The four boys came along the passage, and Oliver addressed his brother through the open door.

“Ten o'clock on Thursday, and no doubt about it! I am not to be kept waiting.”

“No, and neither am I. That is a bargain,” said Sefton, in a distinct tone, glancing at his companions.

They paid him no attention. Their eyes were on Bacon, who was about to deliver his mind.

“Ought we to thank Miss James for all she has done for us this term?”

“Do people generally do it?” said Holland.

“It would be an awkward thing to do, if it is not done,” said Sturgeon.

“Perhaps we ought not to think of that,” said Bacon. “I don't think it can all have been included in her duties. And
it would not do to take extra things as a matter of course.”

“It might hurt her feelings,” said Holland. “She is the sort of person who would notice it.”

“And then we should suffer remorse,” said Sturgeon, just blinking his eyes.

“Who would dare to begin?” said Holland.

“We must draw lots,” said Bacon.

“No,” said Sturgeon. “Shelley is under a cloud, and Miss James may know about it. I am too awkward and undersized. Holland is too ordinary. Bacon is the one. Miss James will think more of anything that comes from him.
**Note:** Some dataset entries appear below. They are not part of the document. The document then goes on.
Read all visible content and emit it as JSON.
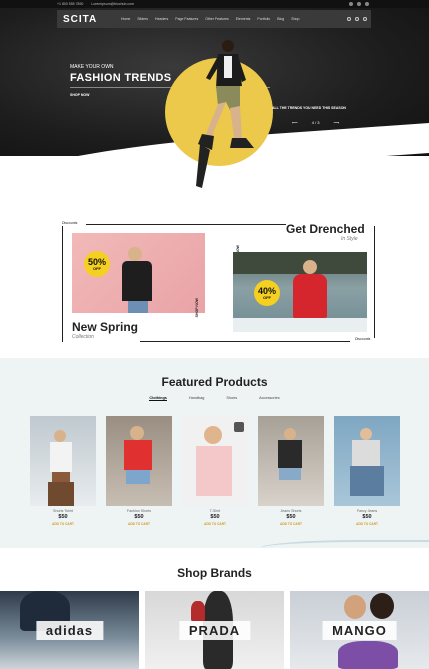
{
  "topbar": {
    "phone": "+1 800 555 7890",
    "email": "Loremipsum@blochub.com"
  },
  "header": {
    "logo": "SCITA",
    "menu": [
      "Home",
      "Sliders",
      "Headers",
      "Page Features",
      "Other Features",
      "Elements",
      "Portfolio",
      "Blog",
      "Shop"
    ],
    "icons": [
      "search-icon",
      "user-icon",
      "cart-icon"
    ]
  },
  "hero": {
    "subtitle": "MAKE YOUR OWN",
    "title": "FASHION TRENDS",
    "cta": "SHOP NOW",
    "tagline": "ALL THE TRENDS YOU NEED THIS SEASON",
    "slide_indicator": "4 / 3",
    "accent_color": "#ecc94b"
  },
  "promo": {
    "discounts_label_top": "Discounts",
    "discounts_label_bottom": "Discounts",
    "left_badge_value": "50%",
    "left_badge_sub": "OFF",
    "left_title": "New Spring",
    "left_subtitle": "Collection",
    "left_cta": "SHOP NOW",
    "right_title": "Get Drenched",
    "right_subtitle": "In Style",
    "right_badge_value": "40%",
    "right_badge_sub": "OFF",
    "right_cta": "SHOP NOW"
  },
  "featured": {
    "title": "Featured Products",
    "tabs": [
      "Clothings",
      "Handbag",
      "Shoes",
      "Accessories"
    ],
    "active_tab": "Clothings",
    "products": [
      {
        "name": "Shorts Tshirt",
        "price": "$50",
        "cta": "ADD TO CART"
      },
      {
        "name": "Fashion Shorts",
        "price": "$50",
        "cta": "ADD TO CART"
      },
      {
        "name": "T-Shirt",
        "price": "$50",
        "cta": "ADD TO CART"
      },
      {
        "name": "Jeans Shorts",
        "price": "$50",
        "cta": "ADD TO CART"
      },
      {
        "name": "Fancy Jeans",
        "price": "$50",
        "cta": "ADD TO CART"
      }
    ]
  },
  "brands": {
    "title": "Shop Brands",
    "items": [
      "adidas",
      "PRADA",
      "MANGO"
    ]
  }
}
And people must fulfil the duties of their place.”

Bacon turned his steps towards Miss James's door, his lips firm and his face pale, as he set himself to pay the price of that which was in him.

“Thank you very much for all you have done for us this term.”

“Thank you very much,” said Sturgeon and Sefton in one breath.

“Thank you very much, Miss James,” said Holland.

“Well, this is nice of you boys,” said Miss James, rising and coming to meet them. “I appreciate it very much. I shall not forget it. I shall think of it afterwards. And you will remember to knock at the door another time. And Holland remembered to say my name. Will you stay behind for a moment, Shelley?”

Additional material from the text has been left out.